Friday, March 7, 2014
AUGUSTA -- A new company is coming to Brunswick with the promise of up to 300 jobs in the coming years.
Kestrel Aircraft Co. Chief Executive Officer Alan Klapmeier speaks in front of a prototype six- to eight-passenger plane Friday during an Augusta State Airport news conference held to welcome the new company to Maine.
Staff photo by Joe Phelan
Kestrel Aircraft Co. Chief Executive Officer Alan Klapmeier speaks in front of a prototype six- to eight-passenger plane during an Augusta State Airport news conference Friday to welcome the new company to Maine.
Staff photo by Joe Phelan
Kestrel Aircraft Co. in Brunswick:
• Initial number of jobs: 50-70 engineers
• Total jobs projected by 2015: 300
• Investment: $100 million
• Location: Brunswick Naval Air Station, which will be decommissioned in May 2011
Kestrel Aircraft Co. is developing a composite turboprop aircraft called the Kestrel. Gov. John Baldacci, U.S. Rep. Chellie Pingree, D-1st District, and others stood in front of a prototype six- to eight-passenger plane at an Augusta State Airport news conference Friday to welcome the new company to Maine.
Kestrel will be located at Hangar 6 at Brunswick Naval Air Station. The base is being decommissioned in May 2011.
"We know the Department of Defense made the wrong decision in closing the base," Baldacci said, "but at every step along the way, we've tried to position the community, the region to try to hit the ground running."
The Midcoast Regional Redevelopment Authority voted Friday morning to approve a lease agreement with the company, which plans to bring 50 to 70 engineering jobs as it seeks certification for the aircraft.
Kestrel will build six or seven test planes, which also will create some manufacturing jobs early on, said Steve Levesque, executive director of the redevelopment authority.
The certification process could take three years or more, Kestrel Chief Executive Officer Alan Klapmeier said. Once the plane is certified, the company plans to hire an additional 250 workers to manufacture the aircraft.
The company will invest more than $100 million and the state already has agreed to lend $10 million in economic development bond money to help with startup costs, Levesque said.
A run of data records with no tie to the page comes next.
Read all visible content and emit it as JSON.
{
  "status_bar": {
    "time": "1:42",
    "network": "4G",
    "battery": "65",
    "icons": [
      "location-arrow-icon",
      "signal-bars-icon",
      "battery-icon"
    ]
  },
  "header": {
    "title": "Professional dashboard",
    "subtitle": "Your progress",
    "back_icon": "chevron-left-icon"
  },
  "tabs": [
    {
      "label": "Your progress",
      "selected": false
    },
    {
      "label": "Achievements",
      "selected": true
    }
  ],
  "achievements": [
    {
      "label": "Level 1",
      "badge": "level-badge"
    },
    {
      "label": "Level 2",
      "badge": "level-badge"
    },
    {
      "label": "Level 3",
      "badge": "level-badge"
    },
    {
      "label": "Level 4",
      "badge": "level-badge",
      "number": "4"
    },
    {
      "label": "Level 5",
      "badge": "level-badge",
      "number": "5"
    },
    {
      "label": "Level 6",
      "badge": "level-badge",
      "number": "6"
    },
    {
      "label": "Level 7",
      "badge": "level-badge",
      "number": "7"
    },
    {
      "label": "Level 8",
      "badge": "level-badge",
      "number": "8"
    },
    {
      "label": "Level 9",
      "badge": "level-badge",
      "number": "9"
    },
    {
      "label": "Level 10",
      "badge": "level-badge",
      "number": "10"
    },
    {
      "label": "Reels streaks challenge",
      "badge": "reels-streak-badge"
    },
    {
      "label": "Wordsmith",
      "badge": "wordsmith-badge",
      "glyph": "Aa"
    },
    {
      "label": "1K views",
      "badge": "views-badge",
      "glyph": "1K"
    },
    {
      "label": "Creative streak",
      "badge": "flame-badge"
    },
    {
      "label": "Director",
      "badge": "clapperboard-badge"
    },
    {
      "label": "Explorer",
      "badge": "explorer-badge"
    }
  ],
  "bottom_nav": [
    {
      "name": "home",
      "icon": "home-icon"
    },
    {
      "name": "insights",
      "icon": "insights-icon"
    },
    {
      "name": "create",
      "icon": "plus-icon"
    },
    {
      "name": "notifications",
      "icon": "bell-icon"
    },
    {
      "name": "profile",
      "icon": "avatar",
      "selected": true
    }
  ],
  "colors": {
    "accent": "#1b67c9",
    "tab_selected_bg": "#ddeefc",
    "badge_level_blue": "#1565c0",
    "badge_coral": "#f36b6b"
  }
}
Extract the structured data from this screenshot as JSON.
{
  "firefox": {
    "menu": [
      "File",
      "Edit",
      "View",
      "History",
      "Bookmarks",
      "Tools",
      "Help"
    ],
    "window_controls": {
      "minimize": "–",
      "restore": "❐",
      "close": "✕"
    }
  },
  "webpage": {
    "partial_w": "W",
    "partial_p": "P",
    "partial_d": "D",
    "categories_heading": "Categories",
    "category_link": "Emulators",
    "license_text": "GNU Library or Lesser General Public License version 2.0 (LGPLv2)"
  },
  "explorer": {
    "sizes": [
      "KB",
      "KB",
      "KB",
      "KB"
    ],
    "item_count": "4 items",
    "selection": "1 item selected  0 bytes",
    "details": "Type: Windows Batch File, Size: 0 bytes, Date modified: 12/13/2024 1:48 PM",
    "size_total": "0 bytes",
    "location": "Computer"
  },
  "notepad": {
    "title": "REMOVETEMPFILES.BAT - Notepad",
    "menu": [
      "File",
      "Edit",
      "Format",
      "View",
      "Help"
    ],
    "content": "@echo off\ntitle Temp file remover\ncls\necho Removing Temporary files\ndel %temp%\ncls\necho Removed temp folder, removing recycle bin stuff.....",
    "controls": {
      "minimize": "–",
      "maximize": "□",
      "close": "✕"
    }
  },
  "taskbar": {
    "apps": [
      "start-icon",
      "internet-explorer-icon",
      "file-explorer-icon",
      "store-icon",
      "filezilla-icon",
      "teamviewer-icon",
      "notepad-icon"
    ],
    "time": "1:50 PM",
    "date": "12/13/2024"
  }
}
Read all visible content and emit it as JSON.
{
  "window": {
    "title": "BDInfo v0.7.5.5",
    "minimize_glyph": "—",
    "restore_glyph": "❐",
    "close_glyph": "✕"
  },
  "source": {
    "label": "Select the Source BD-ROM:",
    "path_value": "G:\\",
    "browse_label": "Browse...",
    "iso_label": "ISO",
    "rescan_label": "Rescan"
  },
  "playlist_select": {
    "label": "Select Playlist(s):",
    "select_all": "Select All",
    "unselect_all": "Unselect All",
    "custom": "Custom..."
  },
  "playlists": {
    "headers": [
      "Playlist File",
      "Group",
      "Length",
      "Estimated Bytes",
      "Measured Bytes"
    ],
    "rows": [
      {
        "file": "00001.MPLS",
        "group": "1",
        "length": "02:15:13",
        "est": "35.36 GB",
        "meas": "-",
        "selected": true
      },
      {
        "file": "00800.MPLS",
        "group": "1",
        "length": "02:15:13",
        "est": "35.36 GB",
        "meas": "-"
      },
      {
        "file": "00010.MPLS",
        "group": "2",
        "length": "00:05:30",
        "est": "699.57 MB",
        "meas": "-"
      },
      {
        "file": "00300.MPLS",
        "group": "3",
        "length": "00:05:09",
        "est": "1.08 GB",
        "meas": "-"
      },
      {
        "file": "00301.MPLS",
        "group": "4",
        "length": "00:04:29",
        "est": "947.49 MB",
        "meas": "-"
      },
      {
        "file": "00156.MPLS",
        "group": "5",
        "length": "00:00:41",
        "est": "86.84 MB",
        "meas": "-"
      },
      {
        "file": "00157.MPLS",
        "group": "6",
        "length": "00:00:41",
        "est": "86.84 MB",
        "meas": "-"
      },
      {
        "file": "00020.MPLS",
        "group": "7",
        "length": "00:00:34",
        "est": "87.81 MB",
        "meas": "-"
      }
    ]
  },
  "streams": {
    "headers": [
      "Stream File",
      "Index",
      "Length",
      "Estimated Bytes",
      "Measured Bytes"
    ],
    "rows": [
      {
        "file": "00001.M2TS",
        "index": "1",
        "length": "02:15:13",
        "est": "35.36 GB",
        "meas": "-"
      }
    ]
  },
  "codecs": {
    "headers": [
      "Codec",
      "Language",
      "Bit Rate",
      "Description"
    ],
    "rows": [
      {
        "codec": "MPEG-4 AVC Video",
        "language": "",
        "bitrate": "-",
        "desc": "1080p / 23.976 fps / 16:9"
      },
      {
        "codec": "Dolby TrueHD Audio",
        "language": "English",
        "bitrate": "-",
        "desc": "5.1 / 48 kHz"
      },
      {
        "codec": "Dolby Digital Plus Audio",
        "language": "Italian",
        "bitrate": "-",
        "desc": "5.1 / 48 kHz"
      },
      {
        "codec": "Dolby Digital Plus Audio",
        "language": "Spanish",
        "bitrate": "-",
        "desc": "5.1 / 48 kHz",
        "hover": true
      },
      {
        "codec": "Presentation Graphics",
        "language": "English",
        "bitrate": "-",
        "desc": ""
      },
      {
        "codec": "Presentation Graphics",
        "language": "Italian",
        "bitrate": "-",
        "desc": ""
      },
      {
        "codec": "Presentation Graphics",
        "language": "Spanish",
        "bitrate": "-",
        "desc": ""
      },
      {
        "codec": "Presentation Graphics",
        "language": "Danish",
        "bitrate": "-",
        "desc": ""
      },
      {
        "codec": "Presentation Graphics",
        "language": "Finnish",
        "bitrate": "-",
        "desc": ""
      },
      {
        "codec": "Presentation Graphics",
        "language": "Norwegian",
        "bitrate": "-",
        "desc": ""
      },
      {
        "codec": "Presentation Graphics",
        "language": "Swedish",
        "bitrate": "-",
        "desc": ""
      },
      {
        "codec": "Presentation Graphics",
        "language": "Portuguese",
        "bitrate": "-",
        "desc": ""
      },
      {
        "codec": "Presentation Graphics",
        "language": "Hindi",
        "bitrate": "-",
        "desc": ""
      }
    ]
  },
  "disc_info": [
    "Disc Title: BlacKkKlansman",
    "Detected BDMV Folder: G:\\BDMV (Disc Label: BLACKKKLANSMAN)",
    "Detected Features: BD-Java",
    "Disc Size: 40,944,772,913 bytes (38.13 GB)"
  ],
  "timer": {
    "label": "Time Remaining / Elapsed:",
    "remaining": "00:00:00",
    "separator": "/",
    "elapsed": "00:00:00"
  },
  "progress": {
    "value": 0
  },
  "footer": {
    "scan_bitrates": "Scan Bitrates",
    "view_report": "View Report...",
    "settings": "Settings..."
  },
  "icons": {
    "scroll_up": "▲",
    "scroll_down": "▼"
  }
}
Kestrel also has begun the process of applying for tax benefits under the state's Pine Tree Zone program, said James Nimon, senior economic adviser to Baldacci.
For 10 years, the company will be eligible to get up to 80 percent off income taxes collected and would pay no corporate income taxes for the first five years, he said. For the next five years, the company would pay 50 percent of its corporate income taxes.
Also, the company would be exempt from the sales tax for 10 years.
"The point is to try to be as tax-free as possible for the first 10 years," he said.
Last year Klapmeier left Cirrus Design, a company he founded in 1984, to "pursue other aircraft development ventures," according to a company news release.
The Kestrel seeks to fill a niche in the aircraft industry by bridging "the traditional gap between turboprops and substantially more expensive business jets," according to the company.
Klapmeier said he didn't try to start a bidding war among states competing for the company's business. The company chose Maine in large part because there is "experience with composites," he said.
"We said, 'Where do we want to be? What do we need to have? And let's talk to those places and figure out what it would take to get a project done,' " he said.
He said the state's work force was also a draw.
"There's a great work force, great productivity work ethic; and that's what it takes to finish this airplane," he said.
In 2005, the federal government announced it would close the air station, which is now being marketed as Brunswick Landing.
Kestrel is the first major business to announce it will locate at the air base. Last year, the state community college system said it would open a branch there.